The WaveExpert NRO 9000 and SDA 100G are the first instruments to combine the high bandwidth and accuracy of a sampling oscilloscope with the speed and flexibility of a real-time instrument. These are the first products in the new instrument class called Near Real Time Oscilloscopes (NRO), which eliminate most of the constraints of traditional sampling oscilloscopes.
The principle feature that differentiates these oscilloscopes from conventional sequential sampling oscilloscopes is the coherent interleaved sampling (CIS) acquisition mode. This acquisition mode phase locks the scope’s sample clock to the declared bit rate of the input signal. The digitizers, which are sampled at near 10 MS/s in CIS mode, can be 14-bit highresolution devices. The CIS timebase permits the capture and display of very long serial data waveforms without the need for an external pattern trigger. Since the digitizers are clocked at up to 10 MS/s the update rate for the scope is very high compared to conventional sequential mode sampling scopes, which update at a 0.1 MS/s rate.
One of the benefits of LeCroy’s use of the CIS mode is the ability to analyze waveforms with all the powerful mathematical tools usually only available in LeCroy’s realtime oscilloscopes. This is a unique feature in sampling scopes.
One of the most powerful analysis tools available in LeCroy oscilloscope’s is the fast Fourier transform or FFT. Figure 1 shows the spectrum of the PPG-E135 PRBS data generator. This WaveExpert module generates PRBS data patterns at baud rates of 2.5, 5, and 10 Gb/s. In this figure we see the spectrum of a PRBS7 data pattern running at 10 Gb/s. The spectrum consists of a large number of spectral lines spaced at the pattern rate of 78.8 MHz (10 Gb/s/127). These have a sin(x)/x envelope and the first null is the 10 GHz clock component.

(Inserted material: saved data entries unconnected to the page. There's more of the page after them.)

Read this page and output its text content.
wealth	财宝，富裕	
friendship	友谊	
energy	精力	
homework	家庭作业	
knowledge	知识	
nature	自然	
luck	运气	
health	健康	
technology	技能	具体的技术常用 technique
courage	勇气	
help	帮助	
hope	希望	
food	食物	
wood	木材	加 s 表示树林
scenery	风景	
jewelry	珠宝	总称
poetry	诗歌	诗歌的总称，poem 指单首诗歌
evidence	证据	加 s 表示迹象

Note that the dynamic range of this spectral measurement is about 104 dB.
Figure 2 shows an expanded view of the averaged FFT of a filtered PRBS 7 data pattern clocked at 10 Gb/s. The portion of the spectrum shown exhibits a near-linear rolloff in amplitude due to a 150 MHz lowpass filter. The filter response provides a variety of spectral components with varying amplitudes. Amplitude cursors measure the amplitude dynamic range of 94 dB. This dynamic range exceeds all real-time scopes by more than 30 dB due to the use of a 14-bit digitizer in the LeCroy WaveExpert series scopes. A 14-bit converter offers a dynamic range of 84 dB on a single-shot acquisition. Keep in mind that to take advantage of wide dynamic range, the waveform must be repetitive with known clock rate and pattern duration, a requirement of any sampling scope.
The long memory available in CIS acquisition has an added advantage in the frequency domain where it allows for better frequency resolution in the FFT. The resolution bandwidth of the spectrum in Figure 2 is 500 kHz with a spectrum span of 640 GHz for an FFT transform length of 1.28 MS. Common sequential sampling scopes do not offer anywhere near the 512 MS of acquisition memory available in the WaveExpert line.
Another advantage of the coherent acquisition is that signal components that are not synchronous with the input clock are attenuated. The screen image in Figure 3 shows a comparison of the PRBS 7 signal by itself and with a 500 MHz interfering signal summed into the PRBS 7 waveform. The upper trace (M3) is the time domain trace of the PRBS signal. Immediately below that is the spectrum of the PRBS signal (Trace F1). Trace M1 is the time domain display of the PRBS7 waveform with an additive 500 MHz sine.
The spectrum of the summed waveform (trace M2) shows minimal effects from the 500 MHz components. Almost all the effect is seen as a raising of the spectrum noise floor. This occurs because the 500 MHz signal is not synchronous with the PRBS pattern and clock rate. The result is that the 500 MHz signal appears as noise, is spectrally distributed, and does not appear as a line structure in the FFT. The 500 MHz sine, if it were synchronous with the 10 Gb clock rate, would appear as a spectral line at the center of the FFT display.
In summary, CIS mode provides faster acquisitions, longer acquisition memory, and the ability to analyze acquired waveforms using the finest analysis tools available in the oscilloscope world.